Lax security at TikTok puts children's privacy, safety at risk: report
There was a serious lack of security measures at TikTok, which affected users who posted videos which were moderated by the social media company’s Dutch and German teams, NRC reports. The office was notorious for drug and alcohol use by moderators on duty, and their supervisor, and private information including deleted videos were easily accessible at their WeWork shared space in Berlin.
Friends and family of the moderators were also welcome at the office and were allowed to screen the private user data with little or no supervision, according to the newspaper.
“I would never allow my child to use TikTok,” one former employee told NRC. There are some 700 thousand Netherlands users on TikTok, which focuses on children from 10 to 12 years of age.
One former staffer told NRC that moderating the grooming of potential potential victims of pedophiles has become a rampant issue. A mounting workload and growing internal pressure has made it harder and harder for moderators to block contact between adults acting inappropriately, or possibly unlawfully, and the site’s child users whose accounts are public by default. Temporary bans are possible, but permanent bans and deleting accounts is a decision ultimately made at TikTok headquarters in China.
TikTok told NRC said it was addressing some of those issues at a new office in Dublin, dubbed the Trust and Safety Center. Protecting its young user base “has the highest priority,” the platform said. Its inadequate approach has drawn the ire of Watch Nederland, an organization that works to stop child sexual abuse, assault and exploitation, as well as law enforcement in Belgium.
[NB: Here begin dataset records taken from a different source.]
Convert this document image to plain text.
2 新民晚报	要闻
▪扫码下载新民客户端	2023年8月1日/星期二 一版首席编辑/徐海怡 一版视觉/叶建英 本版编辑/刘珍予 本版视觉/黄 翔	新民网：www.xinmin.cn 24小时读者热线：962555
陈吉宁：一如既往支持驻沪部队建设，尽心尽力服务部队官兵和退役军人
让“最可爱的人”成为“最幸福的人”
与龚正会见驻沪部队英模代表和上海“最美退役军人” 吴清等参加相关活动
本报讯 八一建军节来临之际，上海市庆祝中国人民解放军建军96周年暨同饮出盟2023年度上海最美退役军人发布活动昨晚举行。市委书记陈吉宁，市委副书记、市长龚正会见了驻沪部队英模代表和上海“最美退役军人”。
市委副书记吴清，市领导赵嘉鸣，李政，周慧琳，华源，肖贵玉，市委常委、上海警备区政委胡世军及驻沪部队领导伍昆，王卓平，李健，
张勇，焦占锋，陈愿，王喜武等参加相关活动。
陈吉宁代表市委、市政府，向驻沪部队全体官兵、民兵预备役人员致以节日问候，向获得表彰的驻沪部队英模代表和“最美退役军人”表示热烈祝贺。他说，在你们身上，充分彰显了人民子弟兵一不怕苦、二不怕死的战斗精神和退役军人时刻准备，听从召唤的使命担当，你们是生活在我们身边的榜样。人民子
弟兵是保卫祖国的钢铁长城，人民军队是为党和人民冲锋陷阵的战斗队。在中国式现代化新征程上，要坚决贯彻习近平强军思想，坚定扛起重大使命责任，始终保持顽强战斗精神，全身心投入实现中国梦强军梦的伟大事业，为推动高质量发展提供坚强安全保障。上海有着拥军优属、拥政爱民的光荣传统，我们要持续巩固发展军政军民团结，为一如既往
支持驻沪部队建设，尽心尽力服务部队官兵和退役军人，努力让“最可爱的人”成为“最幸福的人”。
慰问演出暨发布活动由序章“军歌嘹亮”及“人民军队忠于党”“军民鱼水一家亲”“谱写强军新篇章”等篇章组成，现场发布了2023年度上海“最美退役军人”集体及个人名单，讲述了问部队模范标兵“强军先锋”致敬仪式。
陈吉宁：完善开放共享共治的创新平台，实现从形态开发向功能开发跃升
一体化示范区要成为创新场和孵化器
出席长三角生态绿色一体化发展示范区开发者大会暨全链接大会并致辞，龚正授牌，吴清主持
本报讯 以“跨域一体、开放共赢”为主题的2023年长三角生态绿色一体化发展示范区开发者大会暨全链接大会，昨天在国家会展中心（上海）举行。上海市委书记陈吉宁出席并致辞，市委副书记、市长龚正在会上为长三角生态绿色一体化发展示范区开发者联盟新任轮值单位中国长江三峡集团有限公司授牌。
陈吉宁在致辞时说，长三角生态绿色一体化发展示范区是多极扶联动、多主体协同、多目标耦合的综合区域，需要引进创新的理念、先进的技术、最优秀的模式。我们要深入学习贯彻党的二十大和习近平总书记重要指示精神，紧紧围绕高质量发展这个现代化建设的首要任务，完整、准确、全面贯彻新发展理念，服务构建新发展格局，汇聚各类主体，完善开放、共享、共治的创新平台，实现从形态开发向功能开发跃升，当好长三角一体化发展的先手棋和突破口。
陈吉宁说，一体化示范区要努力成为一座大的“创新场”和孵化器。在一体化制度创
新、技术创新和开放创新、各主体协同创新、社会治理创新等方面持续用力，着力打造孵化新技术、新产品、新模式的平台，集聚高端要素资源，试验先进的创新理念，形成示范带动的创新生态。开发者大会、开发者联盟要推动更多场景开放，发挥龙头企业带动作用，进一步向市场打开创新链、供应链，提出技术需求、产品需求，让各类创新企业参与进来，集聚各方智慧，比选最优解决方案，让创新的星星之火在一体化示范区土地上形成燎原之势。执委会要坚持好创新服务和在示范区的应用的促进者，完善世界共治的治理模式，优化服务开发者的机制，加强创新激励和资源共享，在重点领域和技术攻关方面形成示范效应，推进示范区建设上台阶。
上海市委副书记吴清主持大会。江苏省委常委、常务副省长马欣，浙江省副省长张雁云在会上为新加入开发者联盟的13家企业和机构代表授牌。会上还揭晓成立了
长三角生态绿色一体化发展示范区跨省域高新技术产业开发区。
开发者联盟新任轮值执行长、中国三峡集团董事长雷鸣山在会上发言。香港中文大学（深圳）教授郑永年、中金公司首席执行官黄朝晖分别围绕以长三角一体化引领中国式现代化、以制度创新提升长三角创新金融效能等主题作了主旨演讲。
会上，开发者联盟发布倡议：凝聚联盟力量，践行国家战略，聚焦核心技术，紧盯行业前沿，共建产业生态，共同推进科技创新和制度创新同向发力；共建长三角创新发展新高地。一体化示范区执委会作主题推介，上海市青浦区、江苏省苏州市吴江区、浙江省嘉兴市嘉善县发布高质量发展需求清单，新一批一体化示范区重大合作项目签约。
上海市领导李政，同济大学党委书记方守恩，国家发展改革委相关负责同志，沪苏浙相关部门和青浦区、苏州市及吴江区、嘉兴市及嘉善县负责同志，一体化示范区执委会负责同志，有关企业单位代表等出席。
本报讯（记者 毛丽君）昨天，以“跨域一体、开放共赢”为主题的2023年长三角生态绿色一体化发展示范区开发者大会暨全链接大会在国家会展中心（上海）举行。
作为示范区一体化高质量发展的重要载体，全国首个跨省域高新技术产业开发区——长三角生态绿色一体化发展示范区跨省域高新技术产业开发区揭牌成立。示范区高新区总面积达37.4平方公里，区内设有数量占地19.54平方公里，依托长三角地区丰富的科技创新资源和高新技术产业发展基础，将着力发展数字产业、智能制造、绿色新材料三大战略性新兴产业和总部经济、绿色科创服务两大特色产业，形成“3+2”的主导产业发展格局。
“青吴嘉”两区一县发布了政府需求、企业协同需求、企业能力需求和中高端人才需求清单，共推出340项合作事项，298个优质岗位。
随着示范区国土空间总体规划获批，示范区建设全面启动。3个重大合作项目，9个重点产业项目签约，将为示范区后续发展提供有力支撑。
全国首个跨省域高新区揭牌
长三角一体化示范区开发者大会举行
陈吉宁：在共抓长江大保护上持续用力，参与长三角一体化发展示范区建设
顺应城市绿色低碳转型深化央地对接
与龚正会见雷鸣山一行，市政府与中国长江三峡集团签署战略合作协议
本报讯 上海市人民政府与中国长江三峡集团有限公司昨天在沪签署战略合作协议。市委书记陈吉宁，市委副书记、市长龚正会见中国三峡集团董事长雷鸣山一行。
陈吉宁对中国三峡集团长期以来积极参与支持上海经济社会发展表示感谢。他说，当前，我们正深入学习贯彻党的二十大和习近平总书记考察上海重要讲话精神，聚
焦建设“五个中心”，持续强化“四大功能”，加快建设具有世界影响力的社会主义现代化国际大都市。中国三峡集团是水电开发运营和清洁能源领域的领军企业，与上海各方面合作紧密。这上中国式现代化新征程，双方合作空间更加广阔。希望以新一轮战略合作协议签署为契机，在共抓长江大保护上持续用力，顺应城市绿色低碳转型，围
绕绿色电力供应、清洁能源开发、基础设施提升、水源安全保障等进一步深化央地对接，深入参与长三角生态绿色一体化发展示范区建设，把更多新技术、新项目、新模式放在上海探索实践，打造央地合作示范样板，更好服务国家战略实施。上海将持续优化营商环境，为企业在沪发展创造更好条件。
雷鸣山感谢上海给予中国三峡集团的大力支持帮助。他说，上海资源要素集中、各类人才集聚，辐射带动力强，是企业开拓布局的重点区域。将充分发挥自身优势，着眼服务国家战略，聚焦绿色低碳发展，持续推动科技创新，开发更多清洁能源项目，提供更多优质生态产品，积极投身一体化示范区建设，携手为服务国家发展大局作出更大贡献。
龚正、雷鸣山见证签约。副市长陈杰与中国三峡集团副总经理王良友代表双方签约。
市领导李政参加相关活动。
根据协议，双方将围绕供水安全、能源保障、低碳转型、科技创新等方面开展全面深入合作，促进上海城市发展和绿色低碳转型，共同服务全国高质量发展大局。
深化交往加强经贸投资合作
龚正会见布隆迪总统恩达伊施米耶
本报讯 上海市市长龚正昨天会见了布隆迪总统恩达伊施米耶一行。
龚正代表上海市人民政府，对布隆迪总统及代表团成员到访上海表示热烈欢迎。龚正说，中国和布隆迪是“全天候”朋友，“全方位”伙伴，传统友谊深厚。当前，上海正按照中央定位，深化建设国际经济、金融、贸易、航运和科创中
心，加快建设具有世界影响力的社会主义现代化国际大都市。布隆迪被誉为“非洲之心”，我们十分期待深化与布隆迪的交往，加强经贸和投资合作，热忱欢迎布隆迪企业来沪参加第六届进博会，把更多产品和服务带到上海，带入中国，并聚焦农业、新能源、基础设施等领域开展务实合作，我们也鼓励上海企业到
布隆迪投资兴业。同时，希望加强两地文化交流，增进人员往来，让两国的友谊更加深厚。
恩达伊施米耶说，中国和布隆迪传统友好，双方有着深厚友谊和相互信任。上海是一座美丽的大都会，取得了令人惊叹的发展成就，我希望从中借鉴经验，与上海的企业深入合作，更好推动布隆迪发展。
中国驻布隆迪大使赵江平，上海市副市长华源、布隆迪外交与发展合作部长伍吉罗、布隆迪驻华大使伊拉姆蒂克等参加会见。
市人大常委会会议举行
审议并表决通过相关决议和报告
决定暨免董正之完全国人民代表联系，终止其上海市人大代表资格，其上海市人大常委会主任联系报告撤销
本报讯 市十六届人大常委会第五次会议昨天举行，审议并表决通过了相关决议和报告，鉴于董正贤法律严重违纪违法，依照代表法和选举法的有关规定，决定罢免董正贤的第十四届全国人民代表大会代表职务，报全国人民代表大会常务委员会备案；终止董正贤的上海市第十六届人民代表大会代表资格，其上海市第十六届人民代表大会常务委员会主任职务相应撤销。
The platform did not state if staffing increases and changes were necessary to better address the issue. “TikTok does not tolerate sexually inappropriate behavior toward children or grooming,” the platform stated, according to the newspaper.
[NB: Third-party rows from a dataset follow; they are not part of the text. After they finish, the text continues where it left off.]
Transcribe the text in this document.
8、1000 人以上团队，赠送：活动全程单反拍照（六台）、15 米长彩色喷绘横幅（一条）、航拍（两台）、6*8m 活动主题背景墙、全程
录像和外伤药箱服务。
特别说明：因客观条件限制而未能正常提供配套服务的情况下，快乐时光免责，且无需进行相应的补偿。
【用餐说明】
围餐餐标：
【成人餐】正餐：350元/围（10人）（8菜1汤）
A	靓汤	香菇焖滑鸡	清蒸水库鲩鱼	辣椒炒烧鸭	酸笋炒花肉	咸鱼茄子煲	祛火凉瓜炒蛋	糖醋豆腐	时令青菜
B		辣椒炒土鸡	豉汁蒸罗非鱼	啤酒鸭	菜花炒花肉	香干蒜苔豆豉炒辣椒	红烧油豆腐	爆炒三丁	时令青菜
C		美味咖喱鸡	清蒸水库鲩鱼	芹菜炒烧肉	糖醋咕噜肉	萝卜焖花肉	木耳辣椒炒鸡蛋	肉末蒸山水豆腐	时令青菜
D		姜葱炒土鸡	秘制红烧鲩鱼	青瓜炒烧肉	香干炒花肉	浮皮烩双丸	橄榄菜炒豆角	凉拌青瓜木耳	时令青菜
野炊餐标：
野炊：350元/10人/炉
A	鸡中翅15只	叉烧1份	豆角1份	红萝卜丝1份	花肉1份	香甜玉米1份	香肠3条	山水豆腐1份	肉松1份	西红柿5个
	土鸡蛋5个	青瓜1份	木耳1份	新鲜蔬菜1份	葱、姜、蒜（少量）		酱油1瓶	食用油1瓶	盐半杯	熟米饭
Censorship has also been a problem on the platform, with the videos from users with mental or physical disabilities frequently blocked or hidden from the public, NRC wrote. Videos posted about Sinterklaas, Zwarte Piet, or blackface could only be seen in the Netherlands, for example.
Videos relevant to the LGBT community were also heavily restricted geographically, even if a video user was simply wearing rainbow-colored jewellery.
TikTok said it used to hide users from the public who they deemed were more at-risk for bullying. They said their policy was blunt in the past, but has been revised.
Owned by Chinese firm Bytedance, the former workers allege that the security problems developed from a fortune-seeker mentality that pushed user growth over safety and security, according to NRC. Promised exciting jobs with developing career opportunities, employees ended up reviewing about a thousand videos a day choosing to either allow them to be viewed publicly, hiding them from everyone but the uploader, or regionally censoring them.